Written by Joshua Hale Fialkov with art by Andrea Sorrentino
What would a comic line be without some fanged action? I don’t know if these characters have any DC history or are cut entirely from whole cloth. One good-guy vampire negotiated a detente with his blood-craving former lover, but now the gloves are off. At least it sounds like it won’t have a simpering Twilight vibe, but otherwise who knows what we can expect.
Most-Anticipated: Justice League Dark
Written by Peter Milligan with art by Mikel Janin
I may have hated Milligan’s Red Lantern’s book in week two, but that doesn’t detract from this being my most anticipated book from the entire relaunch after Batwoman. An all-creepy and -magical bizarro Justice League to handle the mystical and supernatural threats to the DC Universe, penned by a guy who does his best work on unhinged characters who don’t like each other very much? And that team includes two of DC’s most awesome characters, Zatanna and John Constantine?
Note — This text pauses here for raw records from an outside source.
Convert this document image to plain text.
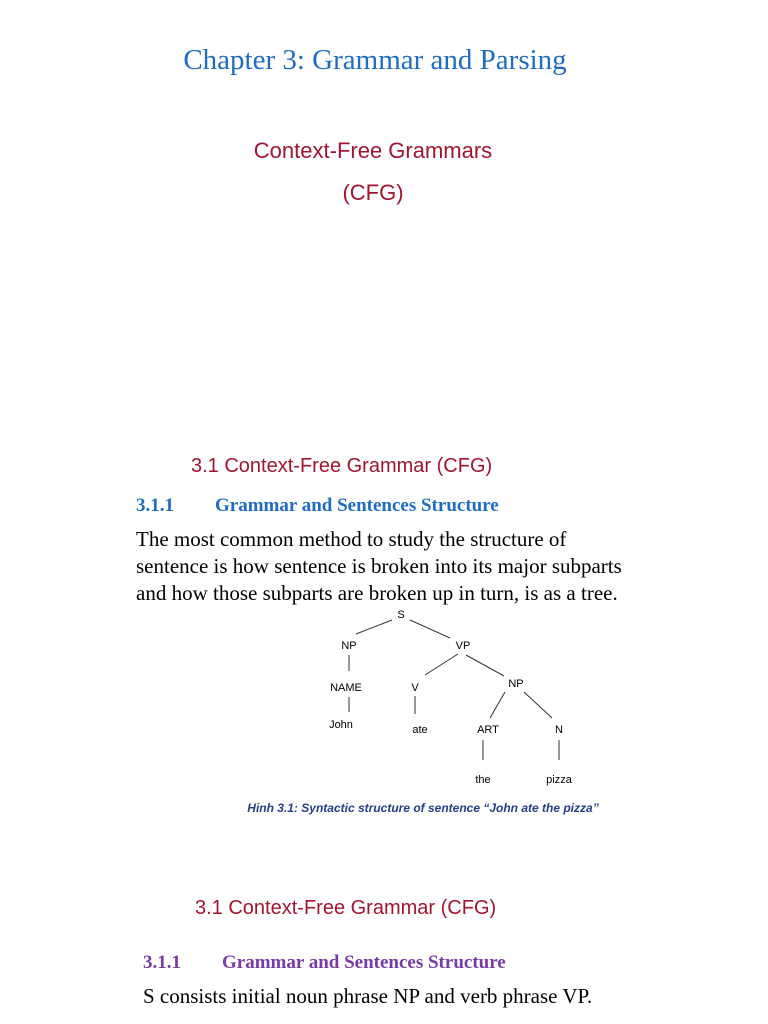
Chapter 3: Grammar and Parsing
Context-Free Grammars
(CFG)
3.1 Context-Free Grammar (CFG)
3.1.1 Grammar and Sentences Structure
The most common method to study the structure of sentence is how sentence is broken into its major subparts and how those subparts are broken up in turn, is as a tree.
S
NP	VP
NAME	V	NP
John	ate	ART	N
the	pizza
Hinh 3.1: Syntactic structure of sentence “John ate the pizza”
3.1 Context-Free Grammar (CFG)
3.1.1 Grammar and Sentences Structure
S consists initial noun phrase NP and verb phrase VP.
Sign me the hell up. Add to that the absolutely marvelous preview art and we have a potential smash hit on our hands. This will for sure be the first book I crack open on Wednesday night.
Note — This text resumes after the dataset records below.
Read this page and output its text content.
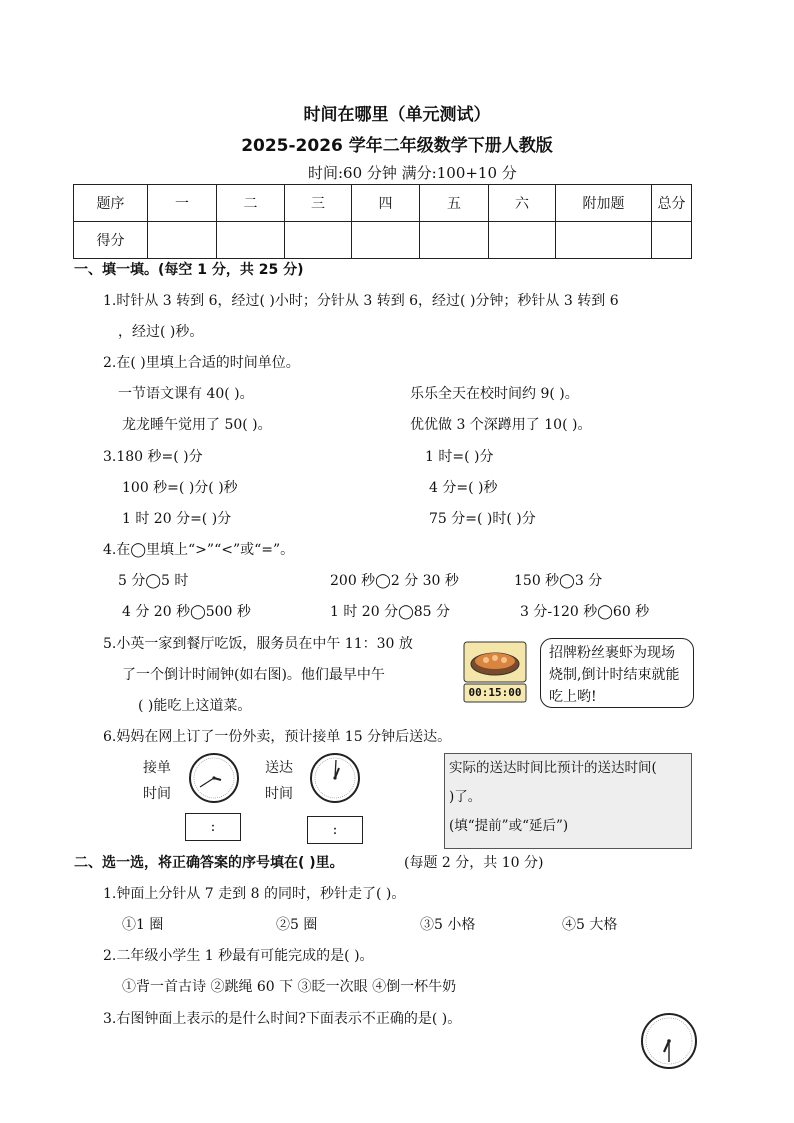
时间在哪里（单元测试）
2025-2026 学年二年级数学下册人教版
时间:60 分钟 满分:100+10 分
题序	一	二	三	四	五	六	附加题	总分
得分								
一、填一填。(每空 1 分，共 25 分)
1.时针从 3 转到 6，经过( )小时；分针从 3 转到 6，经过( )分钟；秒针从 3 转到 6
，经过( )秒。
2.在( )里填上合适的时间单位。
一节语文课有 40( )。	乐乐全天在校时间约 9( )。
龙龙睡午觉用了 50( )。	优优做 3 个深蹲用了 10( )。
3.180 秒=( )分	1 时=( )分
100 秒=( )分( )秒	4 分=( )秒
1 时 20 分=( )分	75 分=( )时( )分
4.在◯里填上“>”“<”或“=”。
5 分◯5 时	200 秒◯2 分 30 秒	150 秒◯3 分
4 分 20 秒◯500 秒	1 时 20 分◯85 分	3 分-120 秒◯60 秒
5.小英一家到餐厅吃饭，服务员在中午 11：30 放
了一个倒计时闹钟(如右图)。他们最早中午
( )能吃上这道菜。
00:15:00
招牌粉丝裹虾为现场烧制,倒计时结束就能吃上哟!
6.妈妈在网上订了一份外卖，预计接单 15 分钟后送达。
接单
时间
送达
时间
:	:
实际的送达时间比预计的送达时间(
)了。
(填“提前”或“延后”)
二、选一选，将正确答案的序号填在( )里。	(每题 2 分，共 10 分)
1.钟面上分针从 7 走到 8 的同时，秒针走了( )。
①1 圈	②5 圈	③5 小格	④5 大格
2.二年级小学生 1 秒最有可能完成的是( )。
①背一首古诗 ②跳绳 60 下 ③眨一次眼 ④倒一杯牛奶
3.右图钟面上表示的是什么时间?下面表示不正确的是( )。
Most-Anticipated: The Savage Hawkman
Written by Tony S. Daniel with art by Philip Tan
Wait, is that a second most-anticipated book of the week? How can my body contain all of that excitement? I’ll tell you how. I’ve loved Hawkman in every toy and cartoon conception I’ve seen, but I’ve never read him in a comic. I thought the whole Hawk Planet element was a little tiresome, honestly. Here we get a decidedly human Hawkman written by Tony Daniel, who knocked Detective Comics out of the park, with art by heavy-inker Philip Tan. I expect this to be a muscly smash hit of blood and feathers, and I really don’t think these guys are going to disappoint.
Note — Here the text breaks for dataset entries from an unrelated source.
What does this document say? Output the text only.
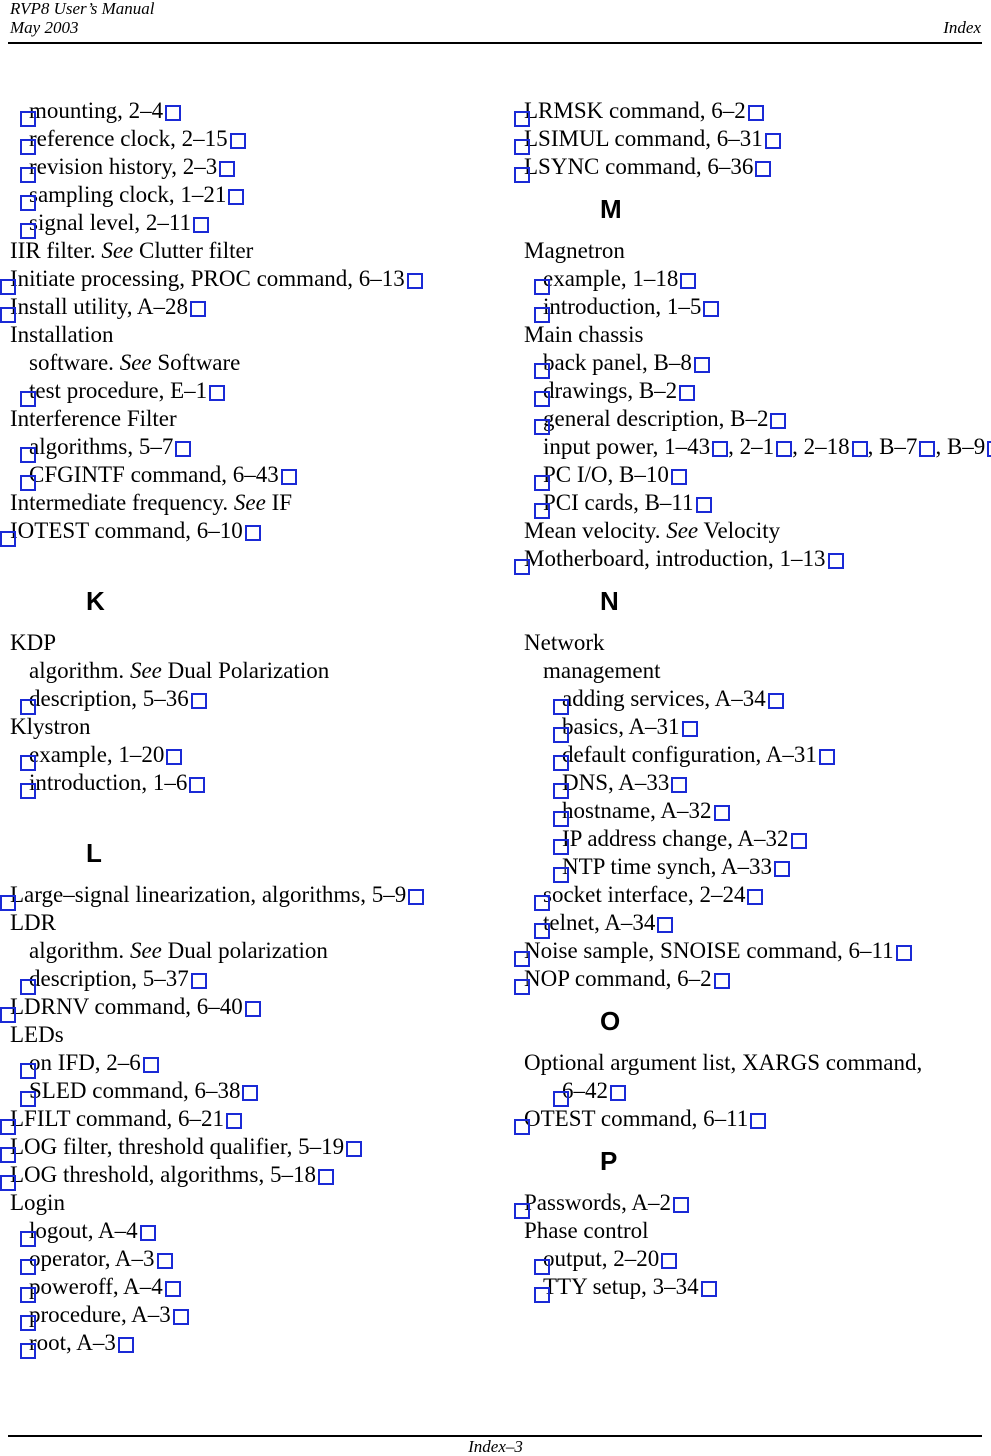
RVP8 User’s Manual
May 2003	Index
mounting, 2–4
reference clock, 2–15
revision history, 2–3
sampling clock, 1–21
signal level, 2–11
IIR filter. See Clutter filter
Initiate processing, PROC command, 6–13
Install utility, A–28
Installation
software. See Software
test procedure, E–1
Interference Filter
algorithms, 5–7
CFGINTF command, 6–43
Intermediate frequency. See IF
IOTEST command, 6–10
K
KDP
algorithm. See Dual Polarization
description, 5–36
Klystron
example, 1–20
introduction, 1–6
L
Large–signal linearization, algorithms, 5–9
LDR
algorithm. See Dual polarization
description, 5–37
LDRNV command, 6–40
LEDs
on IFD, 2–6
SLED command, 6–38
LFILT command, 6–21
LOG filter, threshold qualifier, 5–19
LOG threshold, algorithms, 5–18
Login
logout, A–4
operator, A–3
poweroff, A–4
procedure, A–3
root, A–3
LRMSK command, 6–2
LSIMUL command, 6–31
LSYNC command, 6–36
M
Magnetron
example, 1–18
introduction, 1–5
Main chassis
back panel, B–8
drawings, B–2
general description, B–2
input power, 1–43 , 2–1 , 2–18 , B–7 , B–9
PC I/O, B–10
PCI cards, B–11
Mean velocity. See Velocity
Motherboard, introduction, 1–13
N
Network
management
adding services, A–34
basics, A–31
default configuration, A–31
DNS, A–33
hostname, A–32
IP address change, A–32
NTP time synch, A–33
socket interface, 2–24
telnet, A–34
Noise sample, SNOISE command, 6–11
NOP command, 6–2
O
Optional argument list, XARGS command,
6–42
OTEST command, 6–11
P
Passwords, A–2
Phase control
output, 2–20
TTY setup, 3–34
Index–3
Written by George Perez with art by George Perez & Jesus Merino
Well, we’ve waited all month to see Superman in present-day action (and to understand the connection to Stormwatch), and here we are. While I typically worship any effort by DC vet Perez (who inked Green Arrow earlier this month), I don’t think he’s the greatest fit for Superman as a writer or a penciller. That said, he was the man behind Wonder Woman’s most solid relaunch, back in the 80s. The preview makes it sound like Superman will come out swinging in this title. Will it be a kid-friendly bash-up Supes comic, or one of Perez’s mythology-heavy reimaginings? For DC’s sake, I hope the former, because Grant Morrison on Action is a little too weird for your average tween. (On the flip side, this might seem hopelessly trite compared to Morrison.)
Written by Scott Lobdell with art by Brett Booth & Norm Rapmund
It’s a third former Robin – this time, Tim Drake – who precipitates this team up. He’s vastly outmatched by a team that includes junior versions of Wonder Woman, Flash, and – if the art is to be trusted – the new Superboy. I’ve never once had the urge to pick up a Teen Titans book but, like Red Hood last week, this is the kind of title that plays to Scott Lobdell’s strengths. Except, that title was abominable. Add to that bold, dynamic artwork from Booth & Rapmund and this could be a brash, explosive title or a complete failure.
Written by Ron Marz with art by Sami Barsi
The other half the WildCATs pair of solo titles that made it into the relaunch stars former stripper and half Daemonite Voodoo. Alan Moore since touched the character in a solo run I have no knowledge of, which is maybe why she merits her own book here. Art previews have shown the issue is heavy on the stripping, light on the … well… anything else. I think there are a lot of interesting things to be done with Voodoo, especially in contrast to the harder edge of Grifter, but I fear this may be one of the first casualties of the new 52 unlike the sex appeal factor catches on quickly with male readers.